Он протянул руку и нежно коснулся моей щеки.

– Никогда не говори того, чего не думаешь. Мы должны всегда быть честны сами с собой. Возможно, тебе даже хочется причинить мне боль. – Он вздохнул. – Я тебя не виню.

– Но я виню вас. Вы мне лгали. Вы использовали меня, использовали мое знакомство с островом. Вы просили меня показать его вам, чтобы все сфотографировать. И ваша поездка в Кота-Бару в прошлом году. Теперь я знаю. – Я увернулся от его руки. – И все остальное – все было фарсом, разве нет?

Он казался подавленным.
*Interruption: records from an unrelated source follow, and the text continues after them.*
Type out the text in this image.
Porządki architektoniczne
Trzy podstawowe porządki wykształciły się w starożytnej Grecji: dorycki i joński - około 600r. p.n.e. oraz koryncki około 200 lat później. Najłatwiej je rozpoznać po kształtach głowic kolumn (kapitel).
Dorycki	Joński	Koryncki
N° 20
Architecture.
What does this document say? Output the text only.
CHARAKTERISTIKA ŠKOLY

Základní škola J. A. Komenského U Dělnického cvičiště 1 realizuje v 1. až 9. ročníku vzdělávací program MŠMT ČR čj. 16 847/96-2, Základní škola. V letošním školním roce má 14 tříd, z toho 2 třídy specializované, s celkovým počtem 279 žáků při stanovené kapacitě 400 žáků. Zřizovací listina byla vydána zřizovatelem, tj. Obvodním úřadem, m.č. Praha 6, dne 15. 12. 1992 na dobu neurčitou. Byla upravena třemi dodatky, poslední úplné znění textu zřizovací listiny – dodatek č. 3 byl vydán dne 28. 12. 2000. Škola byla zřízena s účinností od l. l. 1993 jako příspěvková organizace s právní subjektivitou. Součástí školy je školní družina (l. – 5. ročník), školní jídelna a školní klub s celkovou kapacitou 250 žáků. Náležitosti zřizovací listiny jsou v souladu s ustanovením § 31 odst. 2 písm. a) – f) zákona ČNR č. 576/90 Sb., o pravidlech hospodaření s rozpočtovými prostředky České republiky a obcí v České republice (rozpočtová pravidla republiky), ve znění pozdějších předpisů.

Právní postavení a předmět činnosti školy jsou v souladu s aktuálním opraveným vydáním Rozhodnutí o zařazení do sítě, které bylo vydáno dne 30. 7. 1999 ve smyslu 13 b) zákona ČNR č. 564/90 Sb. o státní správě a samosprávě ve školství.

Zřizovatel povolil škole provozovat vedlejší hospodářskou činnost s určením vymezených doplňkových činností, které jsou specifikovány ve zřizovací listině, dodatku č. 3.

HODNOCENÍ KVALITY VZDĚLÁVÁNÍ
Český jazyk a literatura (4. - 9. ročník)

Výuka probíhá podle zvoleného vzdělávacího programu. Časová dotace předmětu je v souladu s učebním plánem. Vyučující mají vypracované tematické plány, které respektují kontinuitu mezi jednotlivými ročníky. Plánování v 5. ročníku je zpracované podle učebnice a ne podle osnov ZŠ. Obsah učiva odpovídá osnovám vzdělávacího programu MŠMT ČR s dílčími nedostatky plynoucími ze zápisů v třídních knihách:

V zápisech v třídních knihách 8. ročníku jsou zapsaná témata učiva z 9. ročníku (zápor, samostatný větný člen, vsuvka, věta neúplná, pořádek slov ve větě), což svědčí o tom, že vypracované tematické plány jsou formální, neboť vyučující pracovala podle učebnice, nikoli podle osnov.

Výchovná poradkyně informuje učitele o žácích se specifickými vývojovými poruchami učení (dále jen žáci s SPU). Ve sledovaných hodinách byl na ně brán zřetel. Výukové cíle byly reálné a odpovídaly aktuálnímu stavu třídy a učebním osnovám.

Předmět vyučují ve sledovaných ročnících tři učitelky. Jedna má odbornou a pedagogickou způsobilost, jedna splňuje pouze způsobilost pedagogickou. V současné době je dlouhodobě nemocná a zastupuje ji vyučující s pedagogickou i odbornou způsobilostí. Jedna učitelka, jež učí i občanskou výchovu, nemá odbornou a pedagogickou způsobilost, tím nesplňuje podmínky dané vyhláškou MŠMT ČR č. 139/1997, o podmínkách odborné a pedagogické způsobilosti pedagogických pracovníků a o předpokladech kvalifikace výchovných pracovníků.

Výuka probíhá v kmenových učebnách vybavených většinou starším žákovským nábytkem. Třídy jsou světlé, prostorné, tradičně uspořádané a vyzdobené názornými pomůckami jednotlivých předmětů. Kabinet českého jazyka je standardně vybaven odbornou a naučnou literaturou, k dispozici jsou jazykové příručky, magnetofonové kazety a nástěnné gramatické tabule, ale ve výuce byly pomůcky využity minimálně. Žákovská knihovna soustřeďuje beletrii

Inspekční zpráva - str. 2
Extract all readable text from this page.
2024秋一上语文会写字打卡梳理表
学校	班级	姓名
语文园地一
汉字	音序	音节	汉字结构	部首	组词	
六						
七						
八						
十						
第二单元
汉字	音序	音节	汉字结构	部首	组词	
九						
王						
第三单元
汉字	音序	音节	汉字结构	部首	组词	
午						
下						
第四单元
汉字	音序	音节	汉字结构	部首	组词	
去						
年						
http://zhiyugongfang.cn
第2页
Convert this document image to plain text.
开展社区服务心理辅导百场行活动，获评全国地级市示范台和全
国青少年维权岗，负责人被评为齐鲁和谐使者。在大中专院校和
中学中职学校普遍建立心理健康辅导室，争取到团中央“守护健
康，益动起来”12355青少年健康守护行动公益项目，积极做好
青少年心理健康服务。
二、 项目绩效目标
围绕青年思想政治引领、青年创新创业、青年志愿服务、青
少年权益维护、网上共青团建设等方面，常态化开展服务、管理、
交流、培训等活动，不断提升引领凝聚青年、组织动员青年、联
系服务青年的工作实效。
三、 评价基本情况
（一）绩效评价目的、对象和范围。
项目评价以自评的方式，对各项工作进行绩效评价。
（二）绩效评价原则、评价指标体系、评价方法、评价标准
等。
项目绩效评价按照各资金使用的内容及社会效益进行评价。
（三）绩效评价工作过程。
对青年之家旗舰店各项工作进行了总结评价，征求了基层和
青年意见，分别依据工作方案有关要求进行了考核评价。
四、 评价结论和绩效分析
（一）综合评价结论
Он поднял руки, словно думая, что может меня исцелить, но я отступил назад, и руки упали, повиснув как плети по бокам.

– Я больше не могу вам доверять, Эндо-сан.

– Помни, что я сказал тебе на приеме в честь Уильяма, – начал он, но замолчал, не в силах продолжить.

Я восстановил в памяти то, что он сказал на приеме: несмотря на то что мы скоро станем противниками, я никогда не должен забывать его чувств ко мне. Теперь в этом было мало утешения.

– Почему я никогда не могу поступить правильно? – озадаченно спросил я.

– О, ты поступишь правильно, мой бедный мальчик. Ты поступишь.

А вспышки над морем становились все ярче и чаще, озаряя темнеющее небо дождем падающих звезд.

Глава 2

Когда я шел вверх по улице к дому Таукея Ийпа, надо мной пролетела эскадрилья, оставив позади хвост из белых лепестков, медленно плывших вниз. Некоторые осели на макушках деревьев, где хлопали на ветру, озадачивая птиц. Остальные усеяли улицу и газоны, и я подобрал один из них.

Это была листовка, напечатанная на английском, китайском, малайском и тамильском языках. Она убеждала нас мирно сдаться и приветствовать Императорскую армию. Если мы это сделаем, никто не пострадает. Я аккуратно свернул бумажку и положил в карман.

Эти листовки падали с самолетов по всему острову уже неделю, пока все больше и больше малайских территорий сдавалось японцам. Порт был полон пассажиров, побуждаемых невысказанной, но почти осязаемой истерией и садившихся на корабли, которые должны были доставить их в Сингапур.